Dr. COCROFT: And even in the grass in your lawn, if you look down, you'll see insects scattering onto the sides and the leafhoppers flying out. But that's where they're hanging out and that's where they're signaling. So your lawn is actually a whole network of pretty interesting signals.

(Soundbite of vibrational signal)

RICE: For NPR News, I'm Jeff Rice.

(Soundbite of vibrational signal)

BRAND: Now, here's a quiz. What's the difference between an insect and an elephant? It turns out, not as much as you think. Dr.

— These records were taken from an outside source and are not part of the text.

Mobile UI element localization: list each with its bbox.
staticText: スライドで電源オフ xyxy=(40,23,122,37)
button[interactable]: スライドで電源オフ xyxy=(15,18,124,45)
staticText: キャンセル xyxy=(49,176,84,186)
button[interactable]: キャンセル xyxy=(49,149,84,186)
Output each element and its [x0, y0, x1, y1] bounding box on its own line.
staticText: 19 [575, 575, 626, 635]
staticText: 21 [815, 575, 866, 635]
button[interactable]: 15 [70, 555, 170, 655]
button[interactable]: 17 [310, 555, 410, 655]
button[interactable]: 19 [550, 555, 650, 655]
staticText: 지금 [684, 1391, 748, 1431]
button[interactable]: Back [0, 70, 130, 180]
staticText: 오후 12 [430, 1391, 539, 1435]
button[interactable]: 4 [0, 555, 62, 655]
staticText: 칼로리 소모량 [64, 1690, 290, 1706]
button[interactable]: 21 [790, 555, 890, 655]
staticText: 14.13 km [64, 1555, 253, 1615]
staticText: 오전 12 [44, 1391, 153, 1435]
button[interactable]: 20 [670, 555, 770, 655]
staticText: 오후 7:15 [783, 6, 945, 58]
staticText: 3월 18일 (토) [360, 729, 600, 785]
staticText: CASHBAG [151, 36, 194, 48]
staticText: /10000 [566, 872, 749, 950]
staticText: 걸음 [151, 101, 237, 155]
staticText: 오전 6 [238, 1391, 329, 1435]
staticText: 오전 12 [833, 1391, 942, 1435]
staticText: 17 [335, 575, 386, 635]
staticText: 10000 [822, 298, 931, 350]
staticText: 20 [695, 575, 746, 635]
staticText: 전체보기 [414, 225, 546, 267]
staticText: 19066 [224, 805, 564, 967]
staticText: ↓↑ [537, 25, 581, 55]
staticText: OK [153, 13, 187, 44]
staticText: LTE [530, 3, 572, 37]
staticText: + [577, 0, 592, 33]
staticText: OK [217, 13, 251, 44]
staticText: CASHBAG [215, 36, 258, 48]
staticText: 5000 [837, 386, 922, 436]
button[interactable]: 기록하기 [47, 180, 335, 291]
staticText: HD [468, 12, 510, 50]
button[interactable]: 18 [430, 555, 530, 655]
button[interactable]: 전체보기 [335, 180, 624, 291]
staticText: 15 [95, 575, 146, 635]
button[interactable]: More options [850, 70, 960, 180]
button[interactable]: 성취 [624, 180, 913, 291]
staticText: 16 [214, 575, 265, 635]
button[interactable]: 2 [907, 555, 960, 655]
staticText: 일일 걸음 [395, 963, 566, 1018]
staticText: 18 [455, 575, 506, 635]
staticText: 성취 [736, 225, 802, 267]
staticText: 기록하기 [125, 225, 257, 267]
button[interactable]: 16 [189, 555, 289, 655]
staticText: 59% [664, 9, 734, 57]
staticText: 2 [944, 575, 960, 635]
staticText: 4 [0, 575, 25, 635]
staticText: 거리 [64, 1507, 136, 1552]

Caitlin O'Connell-Rodwell of Stanford University was first an entomologist and studied plant hoppers and vibration communications in plants.

(Soundbite of growling elephant)

Dr. CAITLIN O'CONNELL-RODWELL (Ecologist, Stanford University): The image for me of an insect freezing and the leaning forward and sometimes lifting a foot off when they're listening for another insect - I had that image in my mind when I went to Africa and started studying elephants and saw that elephants were doing the same thing. Before the arrival of another herd, they would suddenly freeze and lean forward unto their front feet and then lift one off the ground. And I thought, well, that's so similar to the insects that I can't believe it. It looks like they're actually listening for ground vibrations.

(Soundbite of growling elephant)

Dr. O'CONNELL-RODWELL: When we played back these vocalizations to elephants for the first time and saw them freezing and then, you know, a whole group of elephants - 15 to 20 individuals - all freezing, then leaning forward unto their front legs - and they weren't scanning in the air with their ears, unless they would if they heard an acoustic signal. But they were really focused on the ground and paying attention. I just - I couldn't believe it, I was so excited.

(Soundbite of growling elephant)

Dr. O'CONNELL-RODWELL: Well, elephants create a very low frequency vocalization called a rumble, and that vocalization's create at about 20 hertz.

(Soundbite of growling elephant)

Dr. O'CONNELL-RODWELL: And it's created with such a high amplitude, it's like a little explosion - that it goes into the air but it also couples with the earth and becomes the surface of the earth, so it's a ripple. It's like an earthquake. If you think about parking lots and bridges breaking up in an earthquake, elephants are feeling these ripples and discriminating between different ripples.

Soundbite of growling elephant)

Dr. O'CONNELL-RODWELL: Elephants hear through their feet through two potential different pathways. They can hear - they can detect vibrations through vibration sensitive cells in their feet or through bone conduction, through their bone - their foot bones and into their middle ear. You wouldn't think this, but they're actually walking on their tiptoes. They have a huge fat pad that their feet rest on, and that fat pad is very dense fat. It's a lipid fat that's very similar to the dolphin melon and marine acoustic fat, so what - we think that that fat is facilitating the coupling of vibrations from the ground environment into the elephant.

Soundbite of growling elephant)

BRAND: That was Caitlin O'Connell-Rodwell - not the elephant - of Stanford University. Our stories on the way elephants, insects and plants use vibration to communicate were produced by Jeff Rice. They come to us from the HearingVoices Radio Collectives.